We as creatives love to let our minds run wild, let our minds explore what already is and imagine what it could be. Imagine how it could be better. We try our hardest to see what the outcome of some idea is going to be. We try so hard to defy reality and see the future. We try to widdle away all the ideas we shouldn’t focus on, get to the one idea we should chase down with reckless abandon, we make a few iterations to give us a next-level-glimpse at what is to come, and then we go for it. This is where the true fun of creative work begins.
At this point we have focus, we have a goal, we have an end in mind and it’s breathe-takingly going to blow the minds of all who find the privelege of being in it’s presence and proximity. Or is it? We press on, reassuring ourselves “if I add this, or that, or these that it will really be getting close to finished.”
Or is it?
How do we know when something is done? How do we know that we know that we know it will have the impact we hoped, foresaw, and dreamed that it would. We told our leadership it would accomplish bullet points 1—7 of our goals, but will it? How can we find any form of confidence in our sea of unknowns, educated gueses, hopes, dreams, and in whether we want to admit it or not, attempts at greatness? Can we ever really know?
In short, we’ve all had that project we thought was amazing that was actually a flop, yet we’ve also had a project we thought was going to be a sure flop turn out amazing. But what made them different? What set them apart from one another? What made the success a true success and what made the flop a definitive and disaterous flop?
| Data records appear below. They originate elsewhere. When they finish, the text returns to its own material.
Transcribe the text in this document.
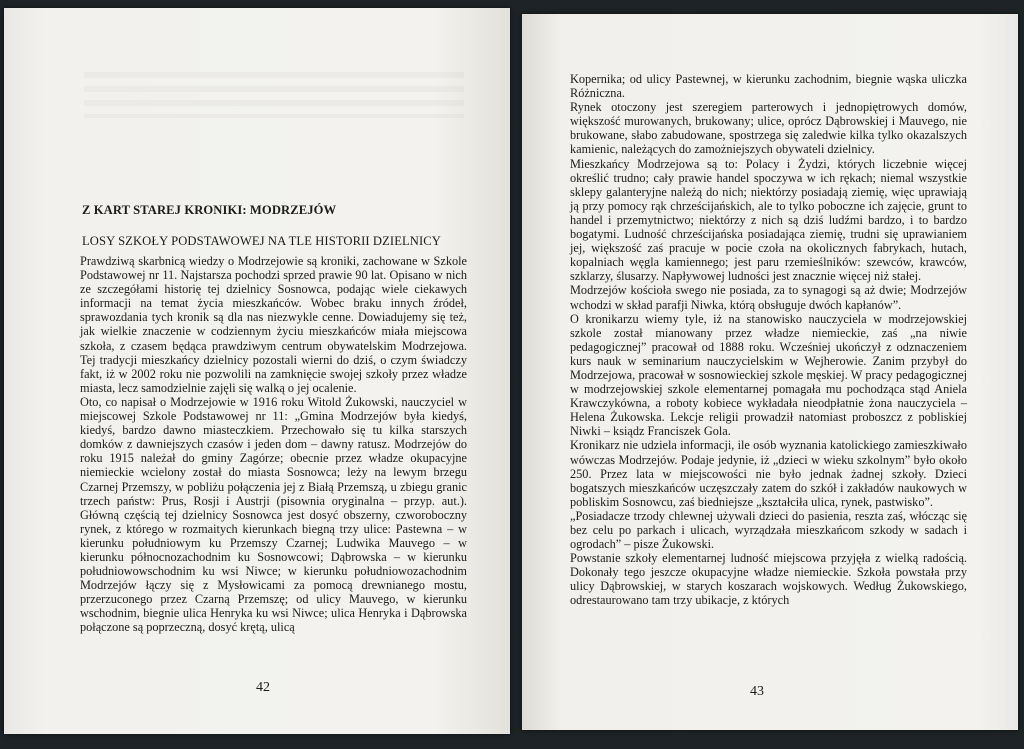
Z KART STAREJ KRONIKI: MODRZEJÓW
LOSY SZKOŁY PODSTAWOWEJ NA TLE HISTORII DZIELNICY

Prawdziwą skarbnicą wiedzy o Modrzejowie są kroniki, zachowane w Szkole Podstawowej nr 11. Najstarsza pochodzi sprzed prawie 90 lat. Opisano w nich ze szczegółami historię tej dzielnicy Sosnowca, podając wiele ciekawych informacji na temat życia mieszkańców. Wobec braku innych źródeł, sprawozdania tych kronik są dla nas niezwykle cenne. Dowiadujemy się też, jak wielkie znaczenie w codziennym życiu mieszkańców miała miejscowa szkoła, z czasem będąca prawdziwym centrum obywatelskim Modrzejowa. Tej tradycji mieszkańcy dzielnicy pozostali wierni do dziś, o czym świadczy fakt, iż w 2002 roku nie pozwolili na zamknięcie swojej szkoły przez władze miasta, lecz samodzielnie zajęli się walką o jej ocalenie.

Oto, co napisał o Modrzejowie w 1916 roku Witold Żukowski, nauczyciel w miejscowej Szkole Podstawowej nr 11: „Gmina Modrzejów była kiedyś, kiedyś, bardzo dawno miasteczkiem. Przechowało się tu kilka starszych domków z dawniejszych czasów i jeden dom – dawny ratusz. Modrzejów do roku 1915 należał do gminy Zagórze; obecnie przez władze okupacyjne niemieckie wcielony został do miasta Sosnowca; leży na lewym brzegu Czarnej Przemszy, w pobliżu połączenia jej z Białą Przemszą, u zbiegu granic trzech państw: Prus, Rosji i Austrji (pisownia oryginalna – przyp. aut.). Główną częścią tej dzielnicy Sosnowca jest dosyć obszerny, czworoboczny rynek, z którego w rozmaitych kierunkach biegną trzy ulice: Pastewna – w kierunku południowym ku Przemszy Czarnej; Ludwika Mauvego – w kierunku północnozachodnim ku Sosnowcowi; Dąbrowska – w kierunku południowowschodnim ku wsi Niwce; w kierunku południowozachodnim Modrzejów łączy się z Mysłowicami za pomocą drewnianego mostu, przerzuconego przez Czarną Przemszę; od ulicy Mauvego, w kierunku wschodnim, biegnie ulica Henryka ku wsi Niwce; ulica Henryka i Dąbrowska połączone są poprzeczną, dosyć krętą, ulicą

42

Kopernika; od ulicy Pastewnej, w kierunku zachodnim, biegnie wąska uliczka Różniczna.

Rynek otoczony jest szeregiem parterowych i jednopiętrowych domów, większość murowanych, brukowany; ulice, oprócz Dąbrowskiej i Mauvego, nie brukowane, słabo zabudowane, spostrzega się zaledwie kilka tylko okazalszych kamienic, należących do zamożniejszych obywateli dzielnicy.

Mieszkańcy Modrzejowa są to: Polacy i Żydzi, których liczebnie więcej określić trudno; cały prawie handel spoczywa w ich rękach; niemal wszystkie sklepy galanteryjne należą do nich; niektórzy posiadają ziemię, więc uprawiają ją przy pomocy rąk chrześcijańskich, ale to tylko poboczne ich zajęcie, grunt to handel i przemytnictwo; niektórzy z nich są dziś ludźmi bardzo, i to bardzo bogatymi. Ludność chrześcijańska posiadająca ziemię, trudni się uprawianiem jej, większość zaś pracuje w pocie czoła na okolicznych fabrykach, hutach, kopalniach węgla kamiennego; jest paru rzemieślników: szewców, krawców, szklarzy, ślusarzy. Napływowej ludności jest znacznie więcej niż stałej.

Modrzejów kościoła swego nie posiada, za to synagogi są aż dwie; Modrzejów wchodzi w skład parafji Niwka, którą obsługuje dwóch kapłanów”.

O kronikarzu wiemy tyle, iż na stanowisko nauczyciela w modrzejowskiej szkole został mianowany przez władze niemieckie, zaś „na niwie pedagogicznej” pracował od 1888 roku. Wcześniej ukończył z odznaczeniem kurs nauk w seminarium nauczycielskim w Wejherowie. Zanim przybył do Modrzejowa, pracował w sosnowieckiej szkole męskiej. W pracy pedagogicznej w modrzejowskiej szkole elementarnej pomagała mu pochodząca stąd Aniela Krawczykówna, a roboty kobiece wykładała nieodpłatnie żona nauczyciela – Helena Żukowska. Lekcje religii prowadził natomiast proboszcz z pobliskiej Niwki – ksiądz Franciszek Gola.

Kronikarz nie udziela informacji, ile osób wyznania katolickiego zamieszkiwało wówczas Modrzejów. Podaje jedynie, iż „dzieci w wieku szkolnym” było około 250. Przez lata w miejscowości nie było jednak żadnej szkoły. Dzieci bogatszych mieszkańców uczęszczały zatem do szkół i zakładów naukowych w pobliskim Sosnowcu, zaś biedniejsze „kształciła ulica, rynek, pastwisko”.

„Posiadacze trzody chlewnej używali dzieci do pasienia, reszta zaś, włócząc się bez celu po parkach i ulicach, wyrządzała mieszkańcom szkody w sadach i ogrodach” – pisze Żukowski.

Powstanie szkoły elementarnej ludność miejscowa przyjęła z wielką radością. Dokonały tego jeszcze okupacyjne władze niemieckie. Szkoła powstała przy ulicy Dąbrowskiej, w starych koszarach wojskowych. Według Żukowskiego, odrestaurowano tam trzy ubikacje, z których

43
I feel like these are questions I am constantly toiling with. How do I know if this really is the right direction? How do I know if this is going to be enough effort? Ultimately, when is a project done? When does it have enough? When is minimalism honestly just not enough, but when is something just too much?
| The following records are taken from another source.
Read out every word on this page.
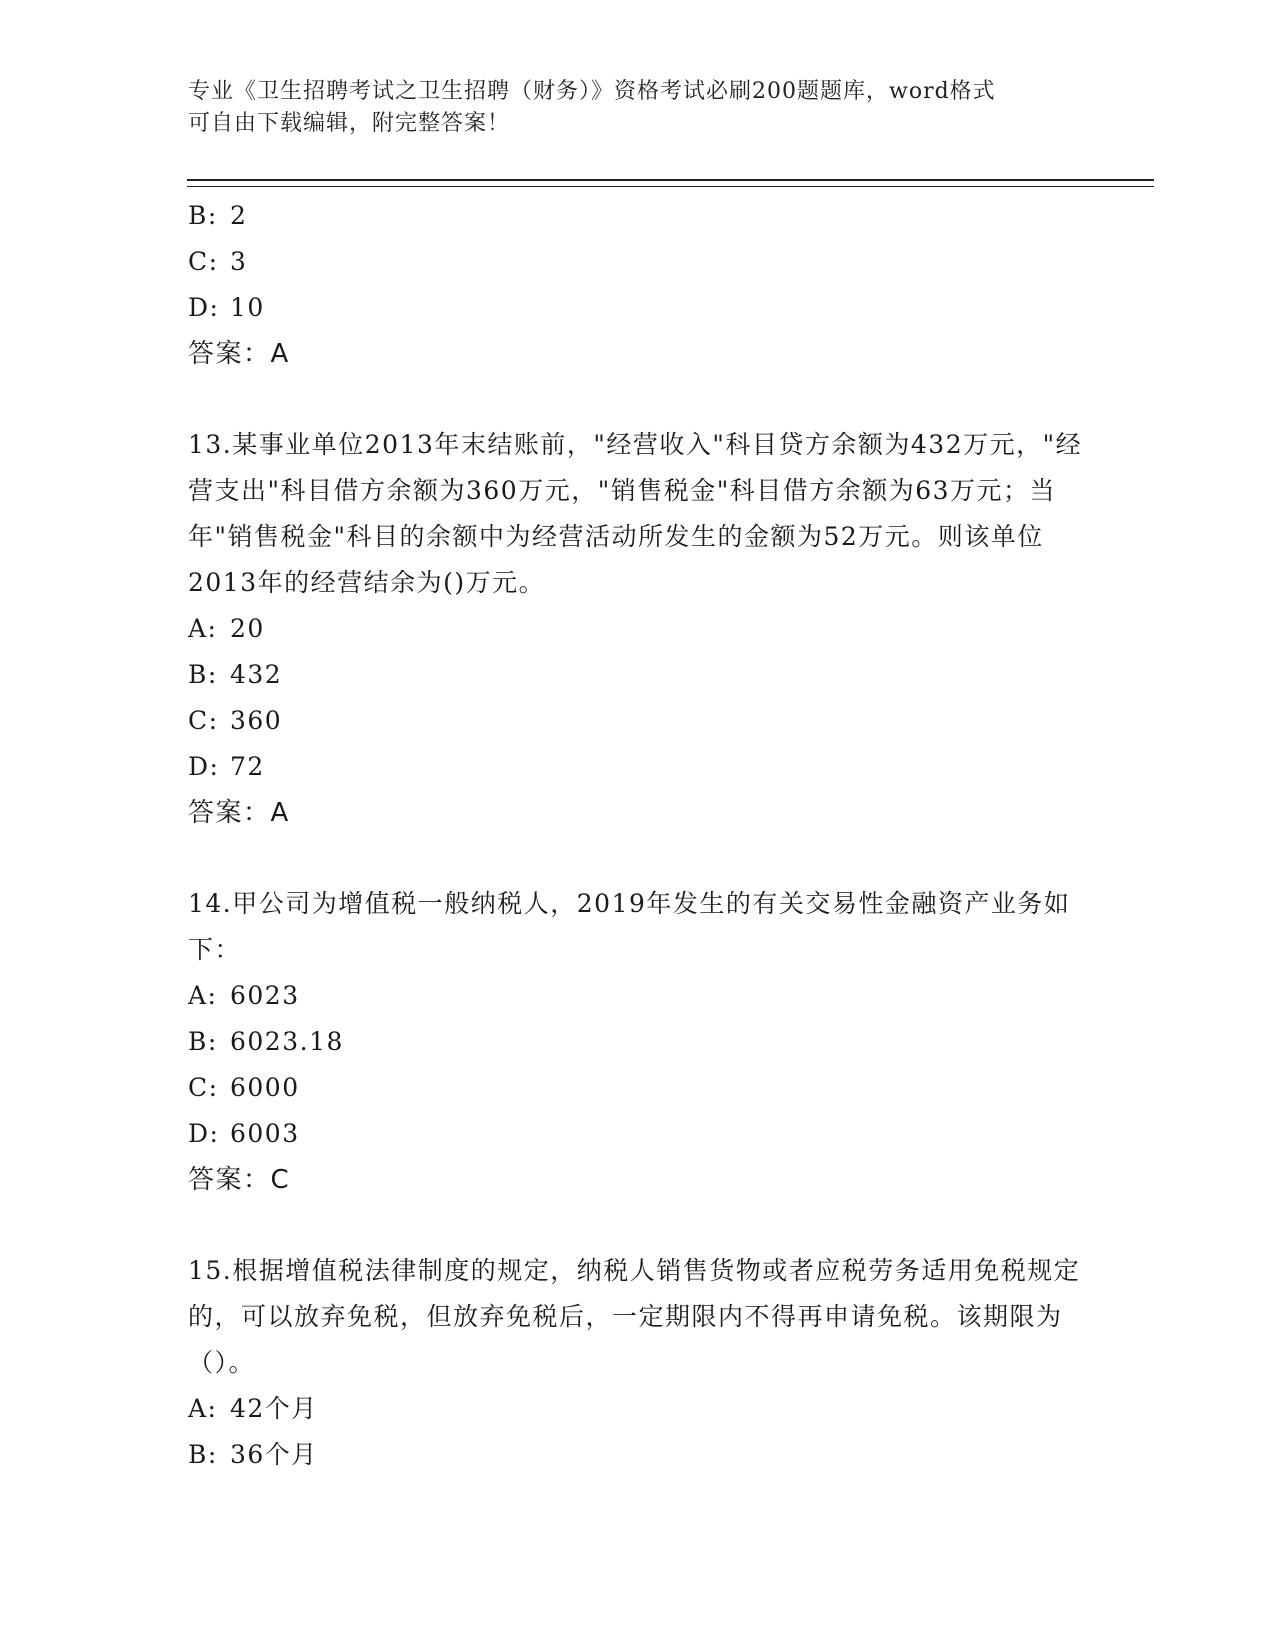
专业《卫生招聘考试之卫生招聘（财务）》资格考试必刷200题题库，word格式
可自由下载编辑，附完整答案！
B: 2
C: 3
D: 10
答案：A

13.某事业单位2013年末结账前，"经营收入"科目贷方余额为432万元，"经营支出"科目借方余额为360万元，"销售税金"科目借方余额为63万元；当年"销售税金"科目的余额中为经营活动所发生的金额为52万元。则该单位2013年的经营结余为()万元。

A: 20
B: 432
C: 360
D: 72
答案：A

14.甲公司为增值税一般纳税人，2019年发生的有关交易性金融资产业务如下：

A: 6023
B: 6023.18
C: 6000
D: 6003
答案：C

15.根据增值税法律制度的规定，纳税人销售货物或者应税劳务适用免税规定的，可以放弃免税，但放弃免税后，一定期限内不得再申请免税。该期限为（）。

A: 42个月
B: 36个月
Knowing when something is done is tough. People will say sweeping quotes like:
A project is not done when there is nothing more to add, but nothing more you can take away.
While that sounds awesome, that doesn’t tell me when my color palate is finished, it doesn’t tell me if my texture matches the genre, time period, or style. It doesn’t tell me when it’s going to meet the expectations of my leadership even though I may like it as it is. It may be a really rousing quote when set in white Trajan text on a black background on the wall of your art appreciation class, but for me it’s not a real world answer. So really, when do yo know it’s finished?
Sadly for you (and me) there isn’t a formulaic answer to this question. It will be different to every project. Finished is a term our society is eager to achieve by exerting the most minimal amount of effort possible, no matter what the stakes. We grow up our whole lives learning how to haphaserdly save a buck or minute here and there only to spend that money and time on something we don’t need while spending that precious time so wisely on Twitter and Facebook. Is this our goal in life? Cut corners on what matters to have time and money for things that don’t matter?
To really know when something is truly finished, you have to know you’ve given it the right amount of time to really explore what else is possisble, so that you can know you should rule it out. You learn to trust your gut, or someone’s gut. Maybe it’s just always knowing there could be more, but this will have to do for now because it’s the very best I can give with the constraints I have.
For me, I think one of the best indicators I can have is to look back at a project and know that I gave my all to the time, resources, people, and knowledge that I had at that time. Yet I always hope that years later I can look back at anything I’ve done and known how I could have done it better. That distaste for my own work shows me that I’m always learning to be discontent with where I am, knowing it could be better.
This is (whether we like it or not) the creative process.